Ok, so you’ve tweaked your resume to fit the positions you are applying for and you have changed it from chronological to functional and back again. You’ve continued your education in your field and received additional certifications and accreditations. You’ve had several other people lay a second set of eyes on your resume and you’ve even had a few, yet far in between telephone calls from HR indicating employers are interested in you. But, wait. Where are the follow-up phone calls, or an interview or two, why aren’t you being selected as THE candidate? What do employers want? Why isn’t it you? How are they qualifying applicants? Is it you? Is it the system? Who is to blame that you are not being offered positions? What more can you do?
Probably nothing when it comes to your resume, but you may need to go the extra mile and start taking your resume on the road. Statistically, more employment opportunities are found when applicants take the resume, along with a curriculum vitae (CV), a shorter more specifically targeted biographical resume on the road, even to networking events. Talking to recruiters, HR personnel and people who have hiring decision-making authority or have access to decision makers, may in fact be a more effective way of identifying, sourcing and finding the positions you’re seeking. It cuts the middle programs, (aka keyword search systems via Applicant Tracking System-ATS) out the middle to some extent, by allowing principles to directly qualify and quantify your skill set and become an intercessory on your behalf to sell you as an eligible and much sought after candidate.

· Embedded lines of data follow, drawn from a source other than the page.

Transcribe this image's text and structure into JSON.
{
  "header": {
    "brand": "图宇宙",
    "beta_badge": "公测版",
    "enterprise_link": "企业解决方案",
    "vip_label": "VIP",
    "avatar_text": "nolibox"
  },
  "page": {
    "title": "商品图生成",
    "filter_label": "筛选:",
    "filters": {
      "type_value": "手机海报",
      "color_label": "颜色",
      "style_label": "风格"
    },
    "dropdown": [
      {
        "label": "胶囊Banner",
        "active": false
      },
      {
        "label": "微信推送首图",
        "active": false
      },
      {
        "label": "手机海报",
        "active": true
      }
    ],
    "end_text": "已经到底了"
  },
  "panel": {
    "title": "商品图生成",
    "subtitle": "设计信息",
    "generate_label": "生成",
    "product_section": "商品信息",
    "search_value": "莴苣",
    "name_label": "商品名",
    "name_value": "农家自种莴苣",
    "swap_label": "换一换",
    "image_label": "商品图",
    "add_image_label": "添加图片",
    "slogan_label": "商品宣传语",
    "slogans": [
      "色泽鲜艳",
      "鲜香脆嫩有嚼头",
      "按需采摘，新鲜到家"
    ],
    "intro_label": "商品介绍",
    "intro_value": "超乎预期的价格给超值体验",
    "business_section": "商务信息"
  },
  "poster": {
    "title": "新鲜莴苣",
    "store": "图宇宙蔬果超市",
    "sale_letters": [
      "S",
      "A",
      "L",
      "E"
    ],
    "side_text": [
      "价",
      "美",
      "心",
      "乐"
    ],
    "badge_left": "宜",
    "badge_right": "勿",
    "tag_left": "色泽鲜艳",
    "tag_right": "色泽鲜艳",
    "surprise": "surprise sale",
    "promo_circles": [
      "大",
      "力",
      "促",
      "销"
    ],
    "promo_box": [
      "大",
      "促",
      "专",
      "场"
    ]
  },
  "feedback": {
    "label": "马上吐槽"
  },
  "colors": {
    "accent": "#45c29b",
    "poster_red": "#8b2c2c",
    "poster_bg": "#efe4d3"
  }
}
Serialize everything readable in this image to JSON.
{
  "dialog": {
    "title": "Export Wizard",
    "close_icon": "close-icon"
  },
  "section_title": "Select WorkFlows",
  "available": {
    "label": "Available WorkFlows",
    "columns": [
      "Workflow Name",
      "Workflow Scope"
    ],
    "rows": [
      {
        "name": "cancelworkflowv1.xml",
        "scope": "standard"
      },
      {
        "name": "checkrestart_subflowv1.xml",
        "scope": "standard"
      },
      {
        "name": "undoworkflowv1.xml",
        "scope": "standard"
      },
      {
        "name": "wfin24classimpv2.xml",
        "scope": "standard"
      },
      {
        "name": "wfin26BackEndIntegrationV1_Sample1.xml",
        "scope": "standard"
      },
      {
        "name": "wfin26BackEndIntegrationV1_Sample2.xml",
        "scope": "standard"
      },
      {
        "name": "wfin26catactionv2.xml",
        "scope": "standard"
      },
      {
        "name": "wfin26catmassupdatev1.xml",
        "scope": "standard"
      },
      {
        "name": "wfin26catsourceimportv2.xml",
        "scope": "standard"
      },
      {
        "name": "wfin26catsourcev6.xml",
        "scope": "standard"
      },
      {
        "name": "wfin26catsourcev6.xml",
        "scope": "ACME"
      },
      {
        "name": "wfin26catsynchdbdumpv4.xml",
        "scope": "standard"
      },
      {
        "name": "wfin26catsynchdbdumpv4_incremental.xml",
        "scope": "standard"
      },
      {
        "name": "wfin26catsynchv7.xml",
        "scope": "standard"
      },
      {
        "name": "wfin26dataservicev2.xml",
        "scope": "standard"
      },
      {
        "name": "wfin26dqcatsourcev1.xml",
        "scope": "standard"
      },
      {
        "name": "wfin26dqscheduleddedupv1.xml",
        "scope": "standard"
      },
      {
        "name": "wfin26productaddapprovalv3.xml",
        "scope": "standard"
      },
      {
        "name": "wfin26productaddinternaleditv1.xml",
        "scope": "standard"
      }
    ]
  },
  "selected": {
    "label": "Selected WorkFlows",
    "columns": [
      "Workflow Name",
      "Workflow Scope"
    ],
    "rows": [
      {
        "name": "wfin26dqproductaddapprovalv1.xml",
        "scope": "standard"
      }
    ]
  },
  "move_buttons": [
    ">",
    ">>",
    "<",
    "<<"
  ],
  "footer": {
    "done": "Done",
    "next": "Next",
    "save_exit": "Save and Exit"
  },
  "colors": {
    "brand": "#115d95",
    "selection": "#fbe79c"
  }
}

Gone are the days when you should spend countless hours on the internet and job search engines looking for work. Looking for work now means go out and “look.” Many people aren’t comfortable going out to events and telling people they are looking for work, but studies show that many opportunities are not announced, so these chances are lost because people looking do not want to go out and let anyone know they are looking for work. It’s neither smart nor practical to stay behind the keyboard, if you want results, go beyond the resume, get out there, and let everyone and anyone know. I’m here. I’m looking for work. I’m available and ready!